International reaction was less than jubilant. “Qatar was robbed,” read a wry subheadline in The Economist, referring to the 2022 World Cup host—a choice now awash in controversy—with much of the backlash focusing on Beijing’s lack of natural snow. Of similar concern is the impact that a second Olympics will have, or not have, on China. Social-change proponents of the Olympic movement saw the 1988 games in Seoul and the 1992 event in Barcelona as evidence that the Olympics could help move cities, and the countries they represent, out of darker times, like periods of martial law or dictatorship.

The Olympics in Rio de Janeiro in 2016 could still be a sign of a new era in Brazil. But while Beijing 2008 surely marked the arrival of China’s capital on the international stage, coming at the end of an almost-unbroken 20-year run of economic growth and expanding global influence, the period following the Beijing Olympics has not been particularly bright.

Hopes for greater press freedom were not realized even during the 2008 games. Since they ended, well-regarded foreign reporters from The New York Times and Reuters have been forced to leave the country where several met their wives and where their children were born. In July, before the Olympic decision, 100 or more lawyers who have defended clients charged with political crimes were taken into police custody, and authorities in China’s Zhejiang Province continue to clash with Christians by removing crosses from churches—in some cases bulldozing entire houses of worship—under the guise of building violations.

China has also asserted itself territorially, building landing strips on disputed islands in the South China Sea.
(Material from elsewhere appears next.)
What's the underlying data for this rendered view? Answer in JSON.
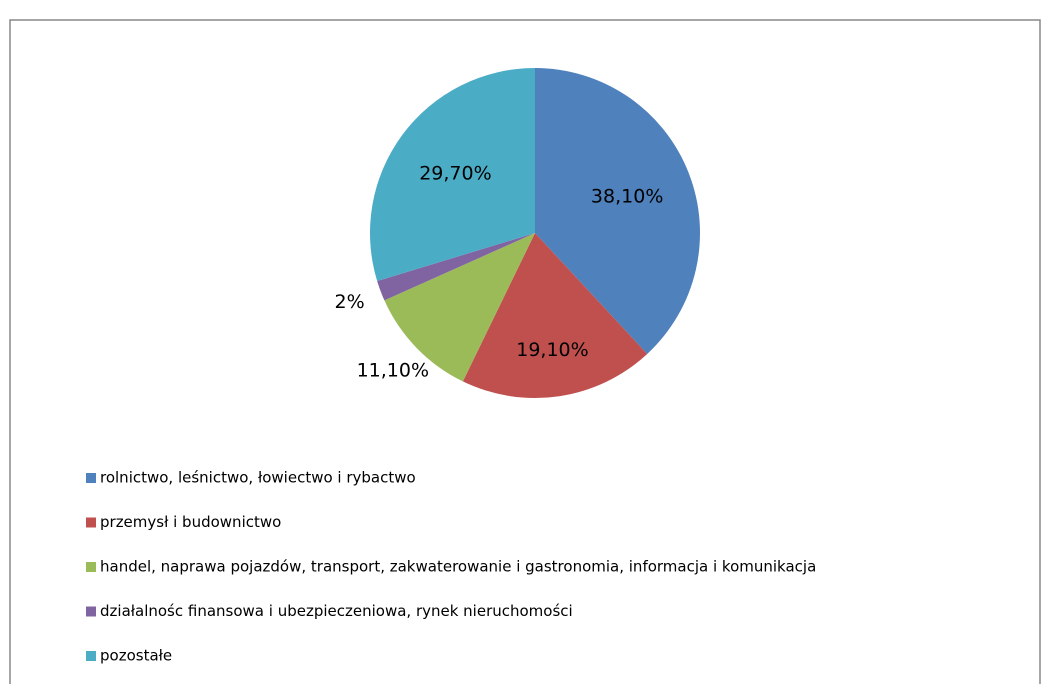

It continues to antagonize Japan. In September China will stage a massive military parade in Beijing on a newly established holiday weekend, its exhausting moniker the “Chinese People’s War of Resistance against Japan and Victory of the World War Against Fascism 70th Anniversary.”

That last event has already led to a chorus of “we told you so” from naysayers of the Beijing Olympic pick. In a move similar to pre-Olympic visa clampdowns and other measures designed to limit visitation and pollution in the capital during the Olympics, identity and vehicle checks at provincial border crossings into Beijing began on Aug. 10, almost a month before the new holiday, causing traffic delays measured in hours.

Beijing relied on its Olympic legacy from 2008 to win the right to host in 2022. That suggests low returns for anyone hoping that a another chance to stand out as an Olympic city will be a second chance for change.